Summing up the technical landscape for downloadable movies, analyst Josh Bernoff of Forrester Research said that “there’s not going to be enough people with the right devices to have an enjoyable experience for three to five years.”

Apple Chief Executive Steve Jobs also pressed the studios to cut their wholesale prices sharply so he could sell downloadable movies for $10. That’s $6 to $8 less than the studios demand for a new-release DVD. Many studio executives fear that movie buyers will simply replace DVDs with downloads. They want to keep profit margins the same for both types of product. Given the relatively small difference in cost between a mass-produced DVD and a downloadable movie (as little as $2 to $3, analysts and studio executives say), studios are looking for wholesale prices of about $14 or $15. Throw on another dollar or two for the retailer, and a downloadable film doesn’t seem like much of a bargain -- especially when there’s no easy way to watch it on TV or make a permanent copy.

In spite of all these impediments, Apple still managed to sell more than 125,000 Disney movies in its first week, generating about $1 million for the studio.
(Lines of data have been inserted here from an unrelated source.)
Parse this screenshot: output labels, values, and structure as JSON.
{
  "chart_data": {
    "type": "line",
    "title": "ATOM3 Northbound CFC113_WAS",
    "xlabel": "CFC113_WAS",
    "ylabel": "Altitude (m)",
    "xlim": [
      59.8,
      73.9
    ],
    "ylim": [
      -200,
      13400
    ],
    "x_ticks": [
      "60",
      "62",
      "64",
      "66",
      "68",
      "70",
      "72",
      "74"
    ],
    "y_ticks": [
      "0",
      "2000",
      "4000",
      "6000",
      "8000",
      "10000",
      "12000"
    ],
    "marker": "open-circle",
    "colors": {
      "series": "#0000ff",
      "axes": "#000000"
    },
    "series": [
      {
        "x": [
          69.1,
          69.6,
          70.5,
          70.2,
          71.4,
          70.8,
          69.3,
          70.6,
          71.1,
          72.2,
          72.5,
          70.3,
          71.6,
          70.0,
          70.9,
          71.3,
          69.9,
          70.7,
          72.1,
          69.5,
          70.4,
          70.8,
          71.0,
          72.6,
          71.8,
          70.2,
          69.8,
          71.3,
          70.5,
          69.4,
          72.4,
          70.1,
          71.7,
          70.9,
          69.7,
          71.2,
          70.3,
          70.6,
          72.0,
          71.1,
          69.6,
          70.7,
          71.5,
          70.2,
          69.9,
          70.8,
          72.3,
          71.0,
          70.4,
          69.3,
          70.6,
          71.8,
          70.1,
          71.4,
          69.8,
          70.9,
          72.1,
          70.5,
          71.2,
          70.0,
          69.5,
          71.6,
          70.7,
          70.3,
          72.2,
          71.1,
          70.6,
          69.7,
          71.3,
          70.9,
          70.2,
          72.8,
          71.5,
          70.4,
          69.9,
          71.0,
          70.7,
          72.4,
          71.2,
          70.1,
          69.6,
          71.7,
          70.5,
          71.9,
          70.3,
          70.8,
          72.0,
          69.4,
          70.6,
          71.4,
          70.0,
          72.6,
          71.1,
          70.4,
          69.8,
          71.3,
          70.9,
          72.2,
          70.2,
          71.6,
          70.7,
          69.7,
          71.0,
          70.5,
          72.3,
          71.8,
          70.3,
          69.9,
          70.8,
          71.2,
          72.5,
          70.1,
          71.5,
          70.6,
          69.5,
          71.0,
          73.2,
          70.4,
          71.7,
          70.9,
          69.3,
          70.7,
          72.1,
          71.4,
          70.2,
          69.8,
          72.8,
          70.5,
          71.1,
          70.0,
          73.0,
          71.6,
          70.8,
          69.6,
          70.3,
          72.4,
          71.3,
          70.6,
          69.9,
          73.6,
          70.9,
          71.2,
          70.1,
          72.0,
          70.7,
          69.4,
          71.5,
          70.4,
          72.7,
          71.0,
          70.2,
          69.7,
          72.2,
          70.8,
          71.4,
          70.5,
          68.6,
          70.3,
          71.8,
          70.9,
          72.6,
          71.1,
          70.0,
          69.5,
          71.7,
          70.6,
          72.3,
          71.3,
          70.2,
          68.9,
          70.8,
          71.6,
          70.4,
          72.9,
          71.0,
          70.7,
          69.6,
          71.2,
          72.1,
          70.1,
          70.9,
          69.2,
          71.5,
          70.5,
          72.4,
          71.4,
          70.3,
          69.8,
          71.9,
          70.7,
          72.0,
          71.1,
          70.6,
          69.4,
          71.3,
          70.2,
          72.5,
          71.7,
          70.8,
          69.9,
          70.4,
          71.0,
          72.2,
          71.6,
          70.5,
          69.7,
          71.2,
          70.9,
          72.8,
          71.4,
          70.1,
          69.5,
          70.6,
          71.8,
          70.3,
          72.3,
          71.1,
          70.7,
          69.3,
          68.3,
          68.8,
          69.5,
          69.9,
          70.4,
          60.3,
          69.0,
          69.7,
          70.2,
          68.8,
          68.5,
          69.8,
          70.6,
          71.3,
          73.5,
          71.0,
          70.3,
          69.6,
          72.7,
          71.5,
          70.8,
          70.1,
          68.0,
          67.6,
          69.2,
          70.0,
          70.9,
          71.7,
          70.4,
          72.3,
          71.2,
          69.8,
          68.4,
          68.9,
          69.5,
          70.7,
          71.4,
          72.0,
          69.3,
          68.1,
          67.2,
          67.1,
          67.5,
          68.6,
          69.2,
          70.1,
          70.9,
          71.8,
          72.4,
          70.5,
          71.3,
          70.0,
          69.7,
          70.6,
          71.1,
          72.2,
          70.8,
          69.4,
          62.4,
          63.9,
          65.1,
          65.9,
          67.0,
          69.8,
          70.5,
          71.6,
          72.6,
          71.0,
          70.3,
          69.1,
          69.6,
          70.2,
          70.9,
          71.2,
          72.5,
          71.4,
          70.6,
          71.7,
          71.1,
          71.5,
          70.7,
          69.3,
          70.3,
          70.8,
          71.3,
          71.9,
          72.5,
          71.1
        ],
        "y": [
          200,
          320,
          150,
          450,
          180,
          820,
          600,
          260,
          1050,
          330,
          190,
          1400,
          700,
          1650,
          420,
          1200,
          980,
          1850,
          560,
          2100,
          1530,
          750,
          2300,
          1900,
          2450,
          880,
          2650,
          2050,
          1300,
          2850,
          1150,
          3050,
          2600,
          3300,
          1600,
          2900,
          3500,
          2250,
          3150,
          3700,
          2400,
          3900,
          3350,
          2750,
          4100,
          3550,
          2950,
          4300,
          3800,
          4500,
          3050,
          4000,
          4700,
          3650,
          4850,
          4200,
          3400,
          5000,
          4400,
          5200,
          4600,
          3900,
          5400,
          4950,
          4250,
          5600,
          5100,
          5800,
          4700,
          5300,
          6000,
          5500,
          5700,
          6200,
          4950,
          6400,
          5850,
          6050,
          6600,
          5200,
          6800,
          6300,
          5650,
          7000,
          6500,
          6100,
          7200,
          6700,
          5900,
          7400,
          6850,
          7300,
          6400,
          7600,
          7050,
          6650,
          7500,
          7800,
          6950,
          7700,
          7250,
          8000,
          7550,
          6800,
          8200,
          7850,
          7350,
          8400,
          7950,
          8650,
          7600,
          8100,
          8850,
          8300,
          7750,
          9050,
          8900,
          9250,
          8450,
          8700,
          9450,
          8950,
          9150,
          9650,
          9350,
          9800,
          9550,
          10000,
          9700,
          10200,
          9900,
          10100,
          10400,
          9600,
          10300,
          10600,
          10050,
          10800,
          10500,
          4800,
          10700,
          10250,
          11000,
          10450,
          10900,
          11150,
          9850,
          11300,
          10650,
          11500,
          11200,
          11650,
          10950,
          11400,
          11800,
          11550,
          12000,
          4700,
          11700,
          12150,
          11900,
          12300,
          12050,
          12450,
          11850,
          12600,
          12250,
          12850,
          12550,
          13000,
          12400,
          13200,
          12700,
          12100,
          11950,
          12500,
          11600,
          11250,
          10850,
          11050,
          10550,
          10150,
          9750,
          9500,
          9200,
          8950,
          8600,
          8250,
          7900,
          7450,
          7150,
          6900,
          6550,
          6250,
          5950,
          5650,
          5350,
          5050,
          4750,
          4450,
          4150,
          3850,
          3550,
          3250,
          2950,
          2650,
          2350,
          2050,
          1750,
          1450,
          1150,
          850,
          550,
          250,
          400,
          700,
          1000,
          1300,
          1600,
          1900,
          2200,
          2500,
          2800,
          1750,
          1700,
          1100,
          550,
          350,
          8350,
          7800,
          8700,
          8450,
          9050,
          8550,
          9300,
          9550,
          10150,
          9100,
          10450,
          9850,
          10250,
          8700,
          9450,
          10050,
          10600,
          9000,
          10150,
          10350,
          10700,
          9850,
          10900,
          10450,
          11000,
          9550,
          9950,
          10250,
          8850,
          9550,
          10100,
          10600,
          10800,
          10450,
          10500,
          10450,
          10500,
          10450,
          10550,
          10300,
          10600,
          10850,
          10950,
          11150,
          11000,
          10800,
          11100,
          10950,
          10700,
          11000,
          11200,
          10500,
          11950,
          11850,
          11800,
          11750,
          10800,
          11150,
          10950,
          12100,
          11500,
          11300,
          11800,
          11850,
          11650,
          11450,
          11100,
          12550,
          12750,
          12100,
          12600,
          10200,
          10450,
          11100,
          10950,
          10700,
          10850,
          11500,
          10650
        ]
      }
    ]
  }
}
The store’s sales dwarfed those at all other downloadable movie outlets, suggesting that Apple was once again succeeding where its predecessors had failed. Still, the chances of Apple revolutionizing the way people buy movies as quickly as it did with music are slim, given the critical differences between those markets.

Simply put, the music industry was ready for change when Apple launched its iTunes Music Store in 2003 -- millions of people were already downloading tunes and using their computers as jukeboxes, and the sharp drop in CD sales made the labels receptive to Apple’s terms. Apple also was already selling a device that perfectly captured all the benefits of the change from CDs to downloadable tunes.

That’s not the case with movies. Downloadable movies may ultimately prove to be more compelling than DVDs, but they’re not today -- either for Hollywood or the average movie buff.